How One Publisher Is Using Data To Prove Advertiser ROI

I’ve written a lot about the power and use of media-company data recently, but I came across yet another example of data’s value this week. The Jericho, New York, B2B publisher Area Development’s advertisers were struggling to prove ROI with their spend. This is a common problem for media companies, and solving it has been a high priority for publishers for at least a decade.

It relates to the old advertising lament: Marketers say they know advertising works 50% of the time -- they just don’t know which 50% works.

It’s a funny line, but it’s deadly serious as budgets have tightened, year-long buys have dwindled and marketing directors face major internal pressure to prove ROI. It’s why so much of media has switched to lead-generation and lead nurturing during that same 10-year stretch. For the seller -- the media company -- proving ROI is the difference between revenue growth or unhappy customers that pull their spend.

There are all kinds of solutions to this challenge out there, some patched together by media tech teams, some offered by fulfillment companies and other offered by software companies, each of which use different techniques to essentially demonstrate the same thing.

Area Development, a company that’s been in business since 1965 and helps expanding companies and their advisors consider new facility locations, knew that readers were engaged with advertiser messaging, but advertisers lacked the kinds of tangible, empirical information they needed to move forward with a client sale.



Area Development’s tech partner, the data-analytics software platform Bombora, started with two core premises. First, the buy cycle in B2B is typically six to 18 months, and it’s usually companies, not individuals, that make purchasing decisions.

So Bombora built a planning and measurement suite that went far beyond traditional click-through rates. Information from the supplier’s publisher co-op helps marketers understand exactly the kinds of companies seeing their ads — and what products and solutions those companies are planning to buy.

“Our advertisers know and trust our audience,” Area Development Digital Media Manager Justin Shea said. “But they weren’t always able to understand the ROI on their ad spend, or do anything tangible with the results.”

So Area Development created a dashboard layering Bombora’s data over its own first-party data, and subsequently was able to provide advertisers a more granular view of who’s seeing their ads. “Recently we shared a lead with a customer that led to a significant economic-development project,” Shea said. “It created hundreds of new jobs and generated millions of dollars in investment. It’s pretty cool that the initial lead for that project was generated using the new dashboard’s insights.”
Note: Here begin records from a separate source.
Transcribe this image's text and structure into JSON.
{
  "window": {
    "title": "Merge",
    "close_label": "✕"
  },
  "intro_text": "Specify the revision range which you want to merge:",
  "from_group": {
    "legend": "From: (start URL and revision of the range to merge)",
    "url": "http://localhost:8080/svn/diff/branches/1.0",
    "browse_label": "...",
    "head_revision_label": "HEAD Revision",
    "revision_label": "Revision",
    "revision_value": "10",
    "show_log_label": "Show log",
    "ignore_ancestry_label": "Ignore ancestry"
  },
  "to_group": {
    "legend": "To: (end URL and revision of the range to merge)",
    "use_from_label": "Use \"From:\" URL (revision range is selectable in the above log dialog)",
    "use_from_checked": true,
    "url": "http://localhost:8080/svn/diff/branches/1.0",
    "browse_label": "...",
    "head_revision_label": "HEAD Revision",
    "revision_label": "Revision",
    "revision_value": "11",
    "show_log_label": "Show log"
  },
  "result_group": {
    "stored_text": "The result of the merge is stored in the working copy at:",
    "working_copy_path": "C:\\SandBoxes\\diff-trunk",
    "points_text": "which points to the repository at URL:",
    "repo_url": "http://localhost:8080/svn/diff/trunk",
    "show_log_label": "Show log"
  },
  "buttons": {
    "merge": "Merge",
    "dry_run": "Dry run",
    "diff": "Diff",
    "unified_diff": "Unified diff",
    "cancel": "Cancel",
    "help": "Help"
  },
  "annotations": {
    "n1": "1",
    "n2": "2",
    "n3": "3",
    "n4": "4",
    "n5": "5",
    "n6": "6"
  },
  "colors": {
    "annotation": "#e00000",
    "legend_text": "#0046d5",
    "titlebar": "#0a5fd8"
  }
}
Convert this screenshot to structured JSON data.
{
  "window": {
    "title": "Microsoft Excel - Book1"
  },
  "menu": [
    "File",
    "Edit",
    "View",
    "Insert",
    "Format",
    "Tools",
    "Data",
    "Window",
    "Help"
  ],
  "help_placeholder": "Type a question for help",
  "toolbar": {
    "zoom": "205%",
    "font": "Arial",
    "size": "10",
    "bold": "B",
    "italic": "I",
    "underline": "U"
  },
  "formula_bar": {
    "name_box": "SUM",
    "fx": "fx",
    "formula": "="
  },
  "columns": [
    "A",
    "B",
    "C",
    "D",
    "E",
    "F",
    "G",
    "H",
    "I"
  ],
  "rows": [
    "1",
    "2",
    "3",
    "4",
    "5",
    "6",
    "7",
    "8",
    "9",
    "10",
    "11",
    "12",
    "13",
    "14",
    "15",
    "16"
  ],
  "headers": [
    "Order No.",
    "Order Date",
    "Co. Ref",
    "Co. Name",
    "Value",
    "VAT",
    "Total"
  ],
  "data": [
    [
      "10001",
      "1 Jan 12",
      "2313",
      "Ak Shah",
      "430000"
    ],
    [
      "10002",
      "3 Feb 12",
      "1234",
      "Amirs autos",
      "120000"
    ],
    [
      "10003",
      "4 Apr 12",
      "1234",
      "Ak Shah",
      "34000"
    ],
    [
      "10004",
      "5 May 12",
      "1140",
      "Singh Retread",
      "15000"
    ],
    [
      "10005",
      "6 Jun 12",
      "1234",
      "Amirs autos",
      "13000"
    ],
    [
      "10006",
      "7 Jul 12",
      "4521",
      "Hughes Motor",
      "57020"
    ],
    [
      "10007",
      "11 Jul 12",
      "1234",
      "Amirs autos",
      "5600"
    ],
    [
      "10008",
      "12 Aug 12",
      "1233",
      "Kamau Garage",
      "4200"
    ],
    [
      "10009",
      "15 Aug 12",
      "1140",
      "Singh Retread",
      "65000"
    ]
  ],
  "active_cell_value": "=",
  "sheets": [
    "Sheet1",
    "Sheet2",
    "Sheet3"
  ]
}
Area Development can now easily tell advertisers not just how many companies saw their ad, but also the kinds of companies, and from which industries. For example, the dashboard may show that 79% of companies reached by an ad have fewer than 500 employees — or that a third of the companies reached are in either manufacturing or business services. And it can show exactly which companies showed the most interest — and therefore be most interested in a major purchase. Finally, it also tells them exactly which products or services are of greatest interest to each company — telling their salespeople exactly where to focus.

“Publishers need to be able to show brands and agencies the value of advertising on their sites,” Bombora CEO Erik Matlick said. “We created the Planning and Measurement Suite to enable publishers to give marketers a much richer level of detail — so marketers will know how well their campaigns are working, and how they might tweak them.”